Of course, like their Western counterparts, many Muslim regimes fail to honor this vision of liberty. But it is women and men like Malala Yousafzai, Humayun Khan and the hopeful youths who filled Tahrir Square who are faithful to the best of Islam, not the likes of the Islamic State, al-Qaeda and Saudi princes.
For Islam and the American founders alike, freedom is about protection from arbitrary power and rule by law, not the caprices of men. Theirs is a vision where citizens stand not in slavish deference to masters but on equal terms with all. This vision animates our whole system of governance. It was this vision Lincoln endorsed when he wrote, in words that echo Ghazali: “As I would not be a slave, so I would not be a master. This expresses my idea of democracy.” And it was this vision Sojourner Truth, the Rev. Martin Luther King Jr. and Harvey Milk invoked when they each demanded that equality before the law be still further expanded so that it would eventually include not just straight white men but everyone.

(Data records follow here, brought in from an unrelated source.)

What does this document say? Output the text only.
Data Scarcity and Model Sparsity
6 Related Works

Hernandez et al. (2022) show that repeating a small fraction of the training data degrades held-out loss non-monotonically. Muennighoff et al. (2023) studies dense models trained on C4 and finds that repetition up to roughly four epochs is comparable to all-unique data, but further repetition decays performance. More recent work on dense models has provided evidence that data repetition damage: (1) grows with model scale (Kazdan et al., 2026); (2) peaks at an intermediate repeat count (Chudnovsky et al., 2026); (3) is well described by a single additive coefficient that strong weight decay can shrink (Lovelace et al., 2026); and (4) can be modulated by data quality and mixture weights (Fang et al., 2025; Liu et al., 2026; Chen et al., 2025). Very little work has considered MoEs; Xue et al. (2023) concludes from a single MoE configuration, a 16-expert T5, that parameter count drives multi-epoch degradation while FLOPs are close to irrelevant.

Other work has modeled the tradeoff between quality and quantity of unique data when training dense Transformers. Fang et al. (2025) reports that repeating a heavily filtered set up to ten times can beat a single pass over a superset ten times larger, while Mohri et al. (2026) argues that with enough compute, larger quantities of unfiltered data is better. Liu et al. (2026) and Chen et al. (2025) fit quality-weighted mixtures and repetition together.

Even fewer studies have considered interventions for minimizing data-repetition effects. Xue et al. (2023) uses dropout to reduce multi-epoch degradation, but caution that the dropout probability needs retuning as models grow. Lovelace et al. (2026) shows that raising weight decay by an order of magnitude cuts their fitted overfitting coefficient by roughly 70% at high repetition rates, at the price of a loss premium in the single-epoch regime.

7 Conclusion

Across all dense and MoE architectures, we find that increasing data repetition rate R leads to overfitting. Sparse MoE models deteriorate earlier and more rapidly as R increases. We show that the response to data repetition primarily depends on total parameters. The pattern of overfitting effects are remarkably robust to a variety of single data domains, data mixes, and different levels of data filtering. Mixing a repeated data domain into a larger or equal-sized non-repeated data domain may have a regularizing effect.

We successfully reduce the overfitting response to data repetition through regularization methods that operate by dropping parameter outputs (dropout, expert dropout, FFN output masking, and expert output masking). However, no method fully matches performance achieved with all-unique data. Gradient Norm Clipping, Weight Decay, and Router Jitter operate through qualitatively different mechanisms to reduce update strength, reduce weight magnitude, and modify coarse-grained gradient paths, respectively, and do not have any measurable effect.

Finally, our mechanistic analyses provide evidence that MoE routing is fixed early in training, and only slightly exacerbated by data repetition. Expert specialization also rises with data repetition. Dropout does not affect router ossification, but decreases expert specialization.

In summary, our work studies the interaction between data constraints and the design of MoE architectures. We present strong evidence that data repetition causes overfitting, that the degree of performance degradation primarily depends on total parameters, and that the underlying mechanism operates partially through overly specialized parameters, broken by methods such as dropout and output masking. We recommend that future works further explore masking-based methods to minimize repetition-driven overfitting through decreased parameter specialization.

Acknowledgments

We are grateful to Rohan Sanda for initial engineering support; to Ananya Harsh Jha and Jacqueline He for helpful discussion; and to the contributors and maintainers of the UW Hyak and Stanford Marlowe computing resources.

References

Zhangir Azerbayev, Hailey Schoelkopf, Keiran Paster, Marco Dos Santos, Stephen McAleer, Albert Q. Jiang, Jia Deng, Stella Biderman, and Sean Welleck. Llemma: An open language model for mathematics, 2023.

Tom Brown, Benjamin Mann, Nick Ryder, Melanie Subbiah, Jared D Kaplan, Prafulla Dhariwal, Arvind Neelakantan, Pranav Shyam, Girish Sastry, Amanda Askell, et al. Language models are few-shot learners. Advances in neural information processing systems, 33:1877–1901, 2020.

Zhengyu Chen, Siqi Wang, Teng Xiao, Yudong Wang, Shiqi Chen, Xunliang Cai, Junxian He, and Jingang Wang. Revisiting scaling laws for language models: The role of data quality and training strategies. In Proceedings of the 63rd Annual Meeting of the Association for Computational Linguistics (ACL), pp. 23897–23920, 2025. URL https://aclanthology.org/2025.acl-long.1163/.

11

This vision is under threat in a way it rarely has been in our history. It is not under threat by Islam, but by Donald Trump and his administration.
Trump’s first Muslim ban was an act of brazen, unconstrained power and barely concealed animus. The second ban is more of the same. The blessing of the first was just how blatantly it betrayed our deepest values. The danger of the second is its attempt to conceal its dominating and bigoted aims. No serious observer thinks these bans make us any safer. Instead, they seek to circumvent rule of law, roll back liberty’s benefit and wage Bannon’s war with Islam. They give Immigration and Customs Enforcement, the Department of Homeland Security and other agents discretionary power to decide on a whim whether to sever families, deport refugees and detain Muslims. And they make Trump and his cronies unaccountable arbiters of who really loves the very American values the administration is busy betraying.
Trump wants to return America to its former greatness. But when it comes to freedom, Ghazali and Abu Bakr have far more in common with Madison and Lincoln than with terrorists and tyrants who claim Islam’s mantle. For that matter, they have far more in common with this country’s great lovers of liberty than does the current president. So, instead of banning Muslims, Trump should listen to them: He might learn something about liberty and equality, two values he seems not to have learned to love from our own nation’s history or the Constitution he swore to uphold.